L’Association des Industries d’Haïti (ADIH) alerte une nouvelle fois sur l’aggravation critique de la violence des gangs dans la région métropolitaine de Port au-Prince, ainsi que dans les départements de l’Artibonite et du Centre.
Cette insécurité paralyse désormais des secteurs vitaux : blocage des axes routiers, rupture de la circulation des biens et services, arrêt de la production rizicole stratégique dans l’Artibonite, perturbation de l’accès à l’énergie au niveau de Péligre. L’économie nationale est à l’arrêt.

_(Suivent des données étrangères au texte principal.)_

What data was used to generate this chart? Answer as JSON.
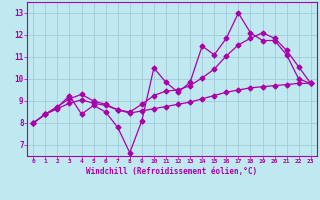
{
  "bg_color": "#c0e8f0",
  "grid_color": "#a0ccd8",
  "line_color": "#aa00aa",
  "xlabel": "Windchill (Refroidissement éolien,°C)",
  "xlim_min": -0.5,
  "xlim_max": 23.5,
  "ylim_min": 6.5,
  "ylim_max": 13.5,
  "xticks": [
    0,
    1,
    2,
    3,
    4,
    5,
    6,
    7,
    8,
    9,
    10,
    11,
    12,
    13,
    14,
    15,
    16,
    17,
    18,
    19,
    20,
    21,
    22,
    23
  ],
  "yticks": [
    7,
    8,
    9,
    10,
    11,
    12,
    13
  ],
  "line_jagged_x": [
    0,
    1,
    2,
    3,
    4,
    5,
    6,
    7,
    8,
    9,
    10,
    11,
    12,
    13,
    14,
    15,
    16,
    17,
    18,
    19,
    20,
    21,
    22,
    23
  ],
  "line_jagged_y": [
    8.0,
    8.4,
    8.7,
    9.25,
    8.4,
    8.8,
    8.5,
    7.8,
    6.65,
    8.1,
    10.5,
    9.85,
    9.4,
    9.85,
    11.5,
    11.1,
    11.85,
    13.0,
    12.1,
    11.75,
    11.75,
    11.1,
    10.0,
    9.8
  ],
  "line_linear_x": [
    0,
    1,
    2,
    3,
    4,
    5,
    6,
    7,
    8,
    9,
    10,
    11,
    12,
    13,
    14,
    15,
    16,
    17,
    18,
    19,
    20,
    21,
    22,
    23
  ],
  "line_linear_y": [
    8.0,
    8.4,
    8.65,
    8.9,
    9.05,
    8.9,
    8.8,
    8.6,
    8.45,
    8.55,
    8.65,
    8.75,
    8.85,
    8.95,
    9.1,
    9.25,
    9.4,
    9.5,
    9.6,
    9.65,
    9.7,
    9.75,
    9.8,
    9.8
  ],
  "line_middle_x": [
    0,
    1,
    2,
    3,
    4,
    5,
    6,
    7,
    8,
    9,
    10,
    11,
    12,
    13,
    14,
    15,
    16,
    17,
    18,
    19,
    20,
    21,
    22,
    23
  ],
  "line_middle_y": [
    8.0,
    8.4,
    8.75,
    9.1,
    9.3,
    9.0,
    8.85,
    8.6,
    8.5,
    8.85,
    9.25,
    9.45,
    9.5,
    9.7,
    10.05,
    10.45,
    11.05,
    11.55,
    11.85,
    12.1,
    11.85,
    11.3,
    10.55,
    9.8
  ],
  "markersize": 2.5,
  "linewidth": 0.9
}
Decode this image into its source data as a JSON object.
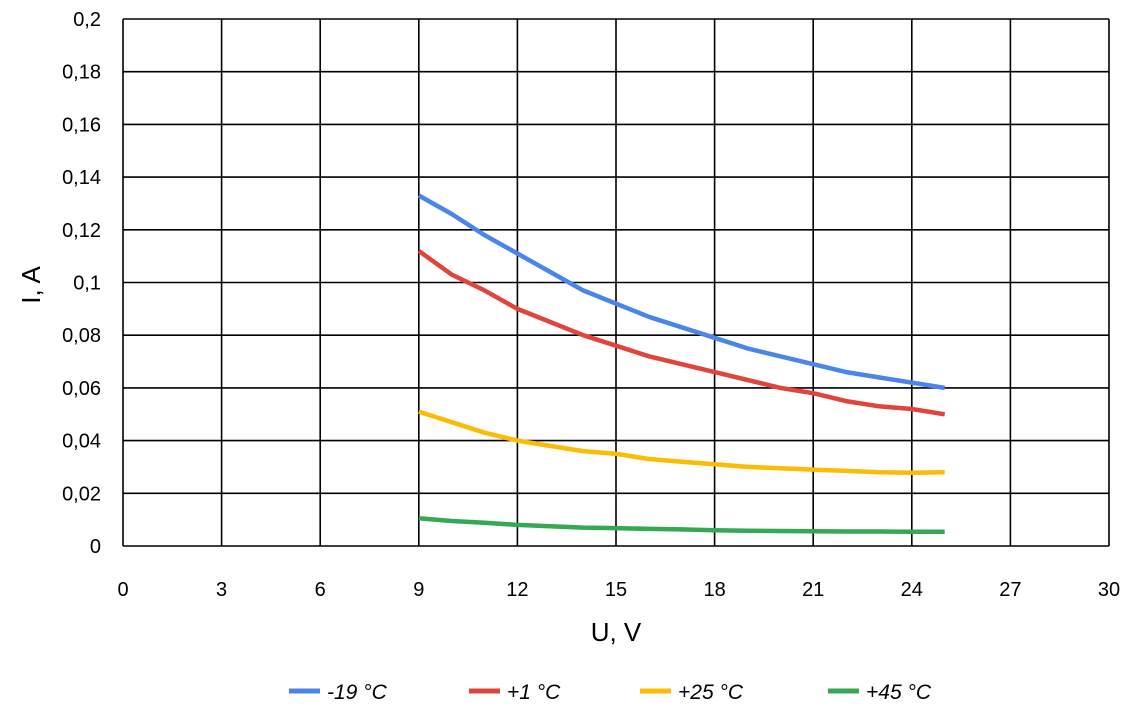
{
  "chart_data": {
    "type": "line",
    "xlabel": "U, V",
    "ylabel": "I, A",
    "xlim": [
      0,
      30
    ],
    "ylim": [
      0,
      0.2
    ],
    "x_ticks": [
      "0",
      "3",
      "6",
      "9",
      "12",
      "15",
      "18",
      "21",
      "24",
      "27",
      "30"
    ],
    "y_ticks": [
      "0",
      "0,02",
      "0,04",
      "0,06",
      "0,08",
      "0,1",
      "0,12",
      "0,14",
      "0,16",
      "0,18",
      "0,2"
    ],
    "grid": true,
    "legend_position": "bottom",
    "series": [
      {
        "name": "-19 °C",
        "color": "#4a86e8",
        "x": [
          9,
          10,
          11,
          12,
          13,
          14,
          15,
          16,
          17,
          18,
          19,
          20,
          21,
          22,
          23,
          24,
          25
        ],
        "y": [
          0.133,
          0.126,
          0.118,
          0.111,
          0.104,
          0.097,
          0.092,
          0.087,
          0.083,
          0.079,
          0.075,
          0.072,
          0.069,
          0.066,
          0.064,
          0.062,
          0.06
        ]
      },
      {
        "name": "+1 °C",
        "color": "#e0443a",
        "x": [
          9,
          10,
          11,
          12,
          13,
          14,
          15,
          16,
          17,
          18,
          19,
          20,
          21,
          22,
          23,
          24,
          25
        ],
        "y": [
          0.112,
          0.103,
          0.097,
          0.09,
          0.085,
          0.08,
          0.076,
          0.072,
          0.069,
          0.066,
          0.063,
          0.06,
          0.058,
          0.055,
          0.053,
          0.052,
          0.05
        ]
      },
      {
        "name": "+25 °C",
        "color": "#fbbc04",
        "x": [
          9,
          10,
          11,
          12,
          13,
          14,
          15,
          16,
          17,
          18,
          19,
          20,
          21,
          22,
          23,
          24,
          25
        ],
        "y": [
          0.051,
          0.047,
          0.043,
          0.04,
          0.038,
          0.036,
          0.035,
          0.033,
          0.032,
          0.031,
          0.03,
          0.0295,
          0.029,
          0.0285,
          0.028,
          0.0278,
          0.028
        ]
      },
      {
        "name": "+45 °C",
        "color": "#34a853",
        "x": [
          9,
          10,
          11,
          12,
          13,
          14,
          15,
          16,
          17,
          18,
          19,
          20,
          21,
          22,
          23,
          24,
          25
        ],
        "y": [
          0.0105,
          0.0095,
          0.0088,
          0.008,
          0.0075,
          0.007,
          0.0068,
          0.0065,
          0.0063,
          0.006,
          0.0058,
          0.0057,
          0.0056,
          0.0055,
          0.0055,
          0.0054,
          0.0054
        ]
      }
    ]
  }
}
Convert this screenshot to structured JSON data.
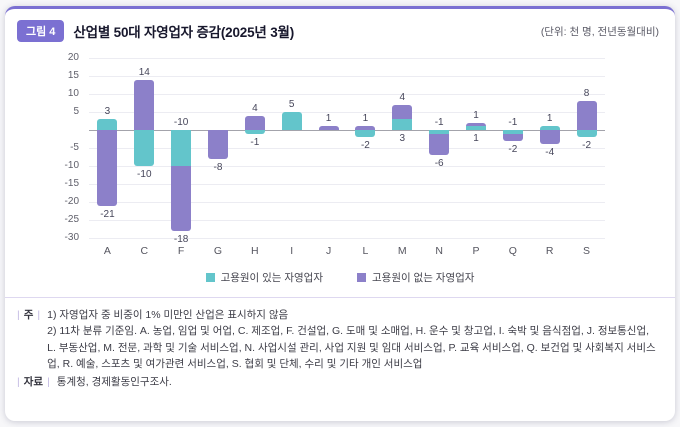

La Société du Rhum Barbancourt, La Couronne et Séjourné, membres de notre association, unissent leur voix à celle de tous les autres membres pour dénoncer des conditions qui fragilisent gravement leurs activités et compromettent leur capacité à opérer normalement.
Les entreprises, quelle que soit leur taille, réduisent ou suspendent leurs activités.
Des milliers d’emplois sont menacés, la précarité s’aggrave et alimente à son tour l’insécurité.
Au-delà de l’économie, c’est l’ensemble du tissu social qui se fragilise. Dans ces
conditions, toute perspective de relance durable ou d’organisation d’élections
crédibles et inclusives à court terme est irréaliste.
Le pays a besoin d’un rétablissement immédiat de la sécurité. Sans cela, il n’y aura ni confiance, ni investissement, ni reprise des activités. L’ADIH appelle les autorités à agir sans délai, avec des mesures concrètes, efficaces et coordonnées pour rétablir l’ordre public sur tout le territoire. Elle appelle également les partenaires nationaux et internationaux à intensifier leur appui face à une crise qui menace directement l’économie et la démocratie haïtiennes.
Sans un retour rapide à la sécurité, toute tentative de redressement économique ou de processus électoral est vouée à l’échec.